次の条件が揃うほど、PSA鑑定を検討しやすくなります。

  • PSA10と素体の価格差が鑑定関連総費用を十分に上回る
  • PSA9でも素体価格に近い需要がある
  • 直近だけでなく一定期間、PSA10相場が維持されている
  • センタリング、四隅、表面、エッジを確認できている
  • 売却を急がず、鑑定中の価格変動を許容できる

PSA10を狙うカード選びもあわせて確認すると、価格と状態の両面から候補を絞れます。

赤字になりやすいケース

  • PSA10と素体の価格差が小さい
  • PSA9になると素体より安く売れる
  • 短期高騰中で、返却までに相場が下がる可能性が高い
  • 鑑定費用に対してカード単価が低い
  • 売却手数料、送料、代行手数料を計算していない
  • PSA10取得を前提に高値で素体を仕入れている

鑑定は価値を必ず上げる加工ではありません。評価が確定するまでの時間と価格変動もコストとして考える必要があります。

鑑定前チェックリスト

  1. カード番号とレアリティを揃えて相場を確認する
  2. 素体・PSA9・PSA10の価格を記録する
  3. 鑑定、発送、梱包、売却の総費用を出す
  4. PSA9だった場合の手取りを計算する
  5. センタリング、四隅、表面、エッジを確認する
  6. 鑑定中の相場下落を許容できるか考える

よくある質問

PSA10価格が素体の2倍なら出すべきですか?

倍率だけでは決められません。
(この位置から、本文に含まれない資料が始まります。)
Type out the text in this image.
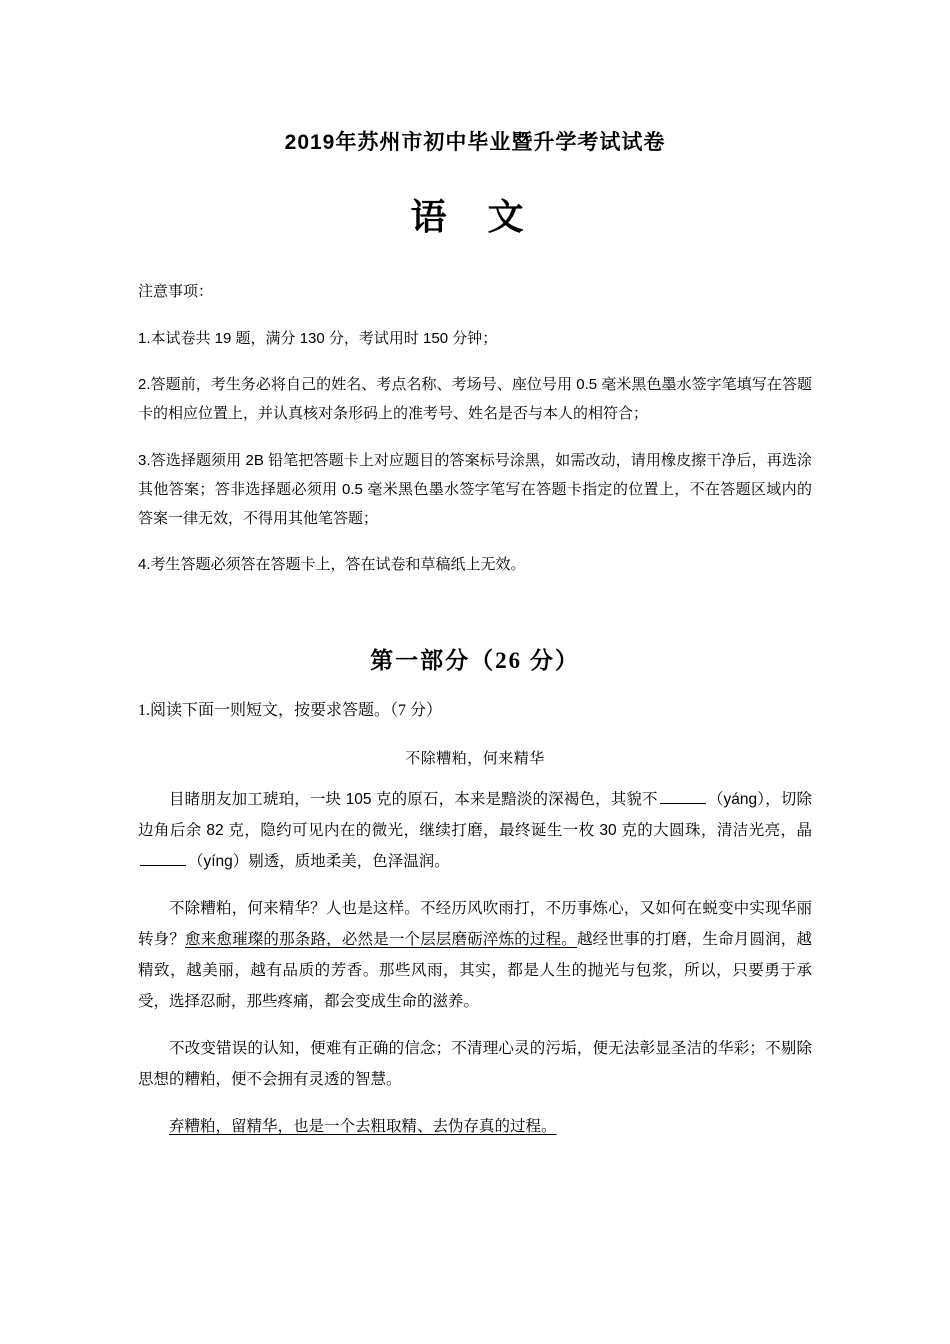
2019年苏州市初中毕业暨升学考试试卷
语 文
注意事项：
1.本试卷共 19 题，满分 130 分，考试用时 150 分钟；
2.答题前，考生务必将自己的姓名、考点名称、考场号、座位号用 0.5 毫米黑色墨水签字笔填写在答题卡的相应位置上，并认真核对条形码上的准考号、姓名是否与本人的相符合；
3.答选择题须用 2B 铅笔把答题卡上对应题目的答案标号涂黑，如需改动，请用橡皮擦干净后，再选涂其他答案；答非选择题必须用 0.5 毫米黑色墨水签字笔写在答题卡指定的位置上，不在答题区域内的答案一律无效，不得用其他笔答题；
4.考生答题必须答在答题卡上，答在试卷和草稿纸上无效。
第一部分（26 分）
1.阅读下面一则短文，按要求答题。（7 分）
不除糟粕，何来精华
目睹朋友加工琥珀，一块 105 克的原石，本来是黯淡的深褐色，其貌不	（yáng），切除边角后余 82 克，隐约可见内在的微光，继续打磨，最终诞生一枚 30 克的大圆珠，清洁光亮，晶（yíng）剔透，质地柔美，色泽温润。
不除糟粕，何来精华？人也是这样。不经历风吹雨打，不历事炼心，又如何在蜕变中实现华丽转身？愈来愈璀璨的那条路，必然是一个层层磨砺淬炼的过程。越经世事的打磨，生命月圆润，越精致，越美丽，越有品质的芳香。那些风雨，其实，都是人生的抛光与包浆，所以，只要勇于承受，选择忍耐，那些疼痛，都会变成生命的滋养。
不改变错误的认知，便难有正确的信念；不清理心灵的污垢，便无法彰显圣洁的华彩；不剔除思想的糟粕，便不会拥有灵透的智慧。
弃糟粕，留精华，也是一个去粗取精、去伪存真的过程。
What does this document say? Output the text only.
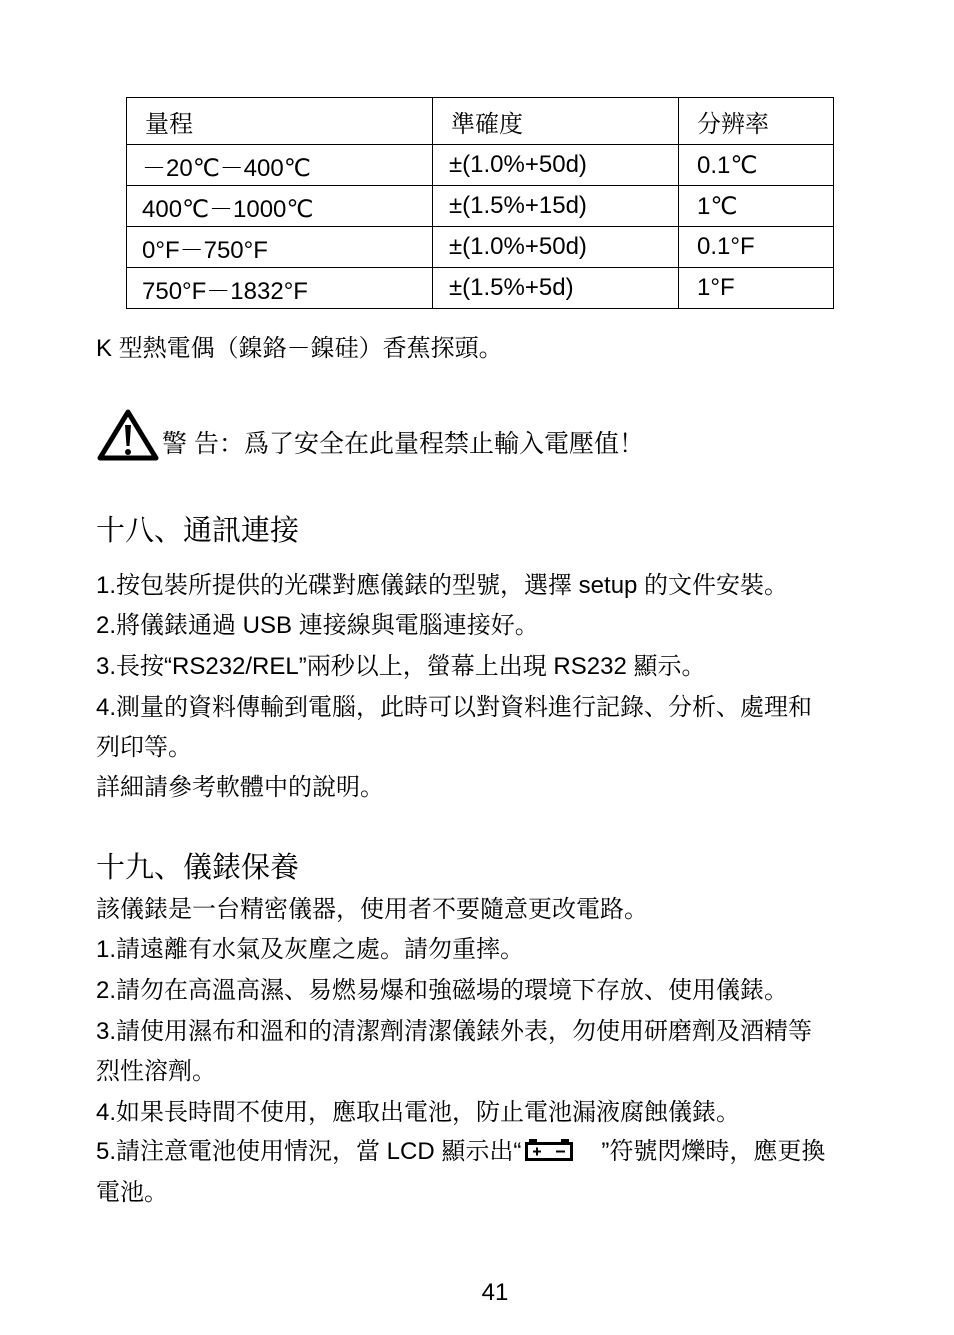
量程	準確度	分辨率
－20℃－400℃	±(1.0%+50d)	0.1℃
400℃－1000℃	±(1.5%+15d)	1℃
0°F－750°F	±(1.0%+50d)	0.1°F
750°F－1832°F	±(1.5%+5d)	1°F
K 型熱電偶（鎳鉻－鎳硅）香蕉探頭。
警 告：爲了安全在此量程禁止輸入電壓值！
十八、通訊連接
1.按包裝所提供的光碟對應儀錶的型號，選擇 setup 的文件安裝。
2.將儀錶通過 USB 連接線與電腦連接好。
3.長按“RS232/REL”兩秒以上，螢幕上出現 RS232 顯示。
4.測量的資料傳輸到電腦，此時可以對資料進行記錄、分析、處理和
列印等。
詳細請參考軟體中的說明。
十九、儀錶保養
該儀錶是一台精密儀器，使用者不要隨意更改電路。
1.請遠離有水氣及灰塵之處。請勿重摔。
2.請勿在高溫高濕、易燃易爆和強磁場的環境下存放、使用儀錶。
3.請使用濕布和溫和的清潔劑清潔儀錶外表，勿使用研磨劑及酒精等
烈性溶劑。
4.如果長時間不使用，應取出電池，防止電池漏液腐蝕儀錶。
5.請注意電池使用情況，當 LCD 顯示出“	”符號閃爍時，應更換
電池。
41
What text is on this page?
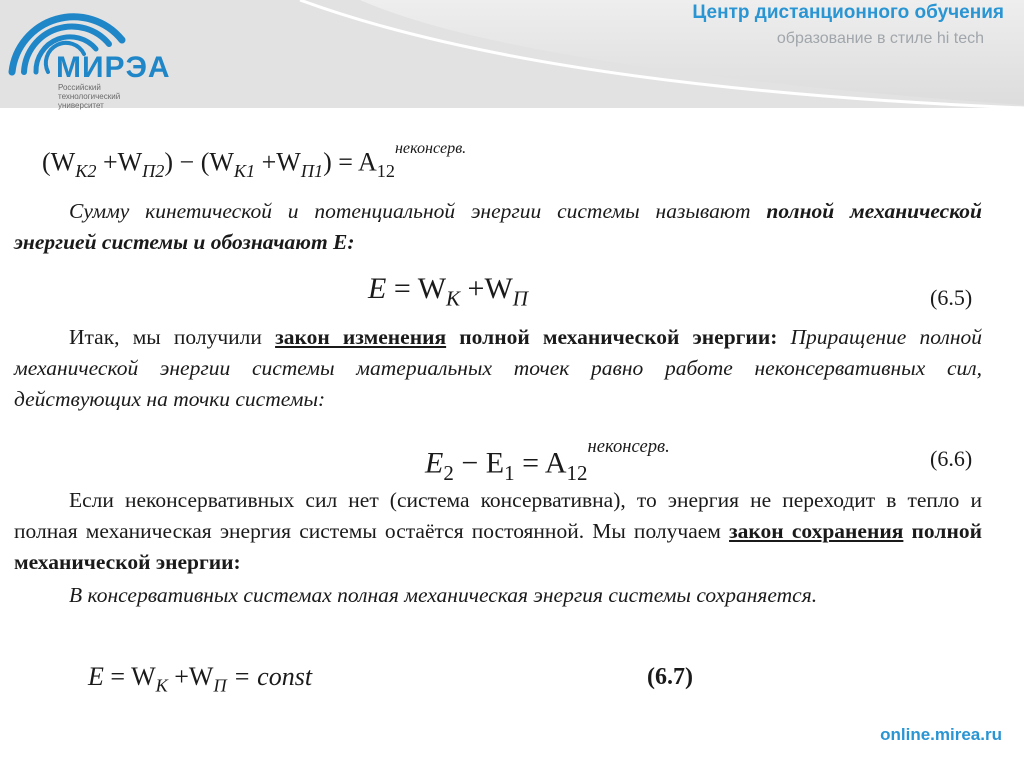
МИРЭА
Российский технологический университет
Центр дистанционного обучения
образование в стиле hi tech
$(W_{K2} +W_{П2}) - (W_{K1} +W_{П1}) = A_{12}^{неконсерв.}$
Сумму кинетической и потенциальной энергии системы называют полной механической энергией системы и обозначают Е:
$E = W_K +W_П$	(6.5)
Итак, мы получили закон изменения полной механической энергии: Приращение полной механической энергии системы материальных точек равно работе неконсервативных сил, действующих на точки системы:
$E_2 - E_1 = A_{12}^{неконсерв.}$	(6.6)
Если неконсервативных сил нет (система консервативна), то энергия не переходит в тепло и полная механическая энергия системы остаётся постоянной. Мы получаем закон сохранения полной механической энергии:
В консервативных системах полная механическая энергия системы сохраняется.
$E = W_K +W_П$ = const	(6.7)
online.mirea.ru
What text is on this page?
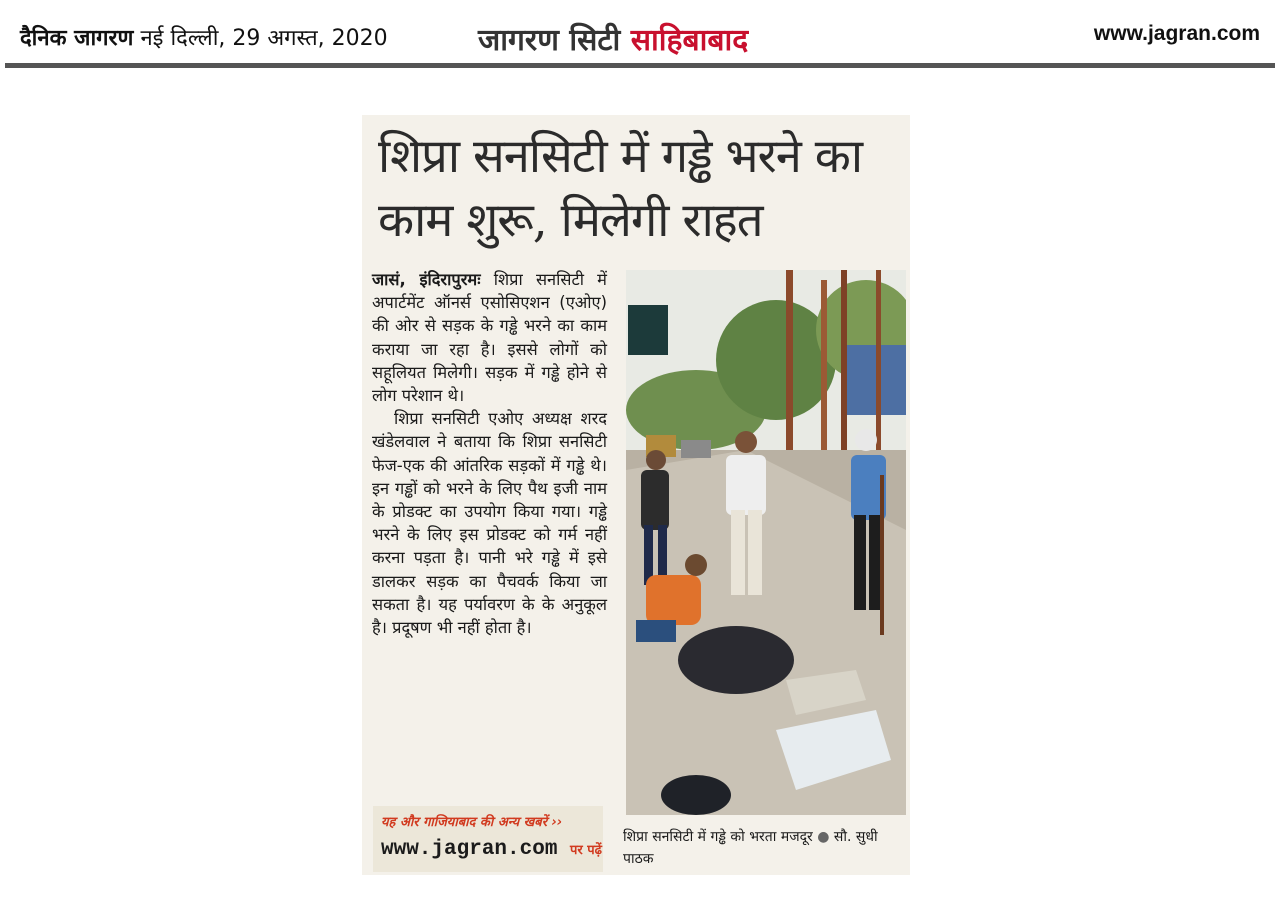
दैनिक जागरण नई दिल्ली, 29 अगस्त, 2020	जागरण सिटी साहिबाबाद	www.jagran.com
शिप्रा सनसिटी में गड्ढे भरने का काम शुरू, मिलेगी राहत

जासं, इंदिरापुरमः शिप्रा सनसिटी में अपार्टमेंट ऑनर्स एसोसिएशन (एओए) की ओर से सड़क के गड्ढे भरने का काम कराया जा रहा है। इससे लोगों को सहूलियत मिलेगी। सड़क में गड्ढे होने से लोग परेशान थे।

शिप्रा सनसिटी एओए अध्यक्ष शरद खंडेलवाल ने बताया कि शिप्रा सनसिटी फेज-एक की आंतरिक सड़कों में गड्ढे थे। इन गड्ढों को भरने के लिए पैथ इजी नाम के प्रोडक्ट का उपयोग किया गया। गड्ढे भरने के लिए इस प्रोडक्ट को गर्म नहीं करना पड़ता है। पानी भरे गड्ढे में इसे डालकर सड़क का पैचवर्क किया जा सकता है। यह पर्यावरण के के अनुकूल है। प्रदूषण भी नहीं होता है।

यह और गाजियाबाद की अन्य खबरें ››
www.jagran.com पर पढ़ें
शिप्रा सनसिटी में गड्ढे को भरता मजदूर ● सौ. सुधी पाठक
鑑定関連総費用、売却手数料、PSA9価格、取得までの期間を含めて手取りを比較してください。

PSA9でも価値は上がりますか?

カードによって異なります。未鑑定美品を好む買い手もいるため、PSA9が素体価格を下回るケースもあります。実際の成約価格を同じカード番号で確認しましょう。

鑑定費用はどの時点の料金を使えばよいですか?

申込時に利用できるサービスレベルの料金を使います。料金や受付状況は変わるため、申込直前にPSA公式情報を確認してください。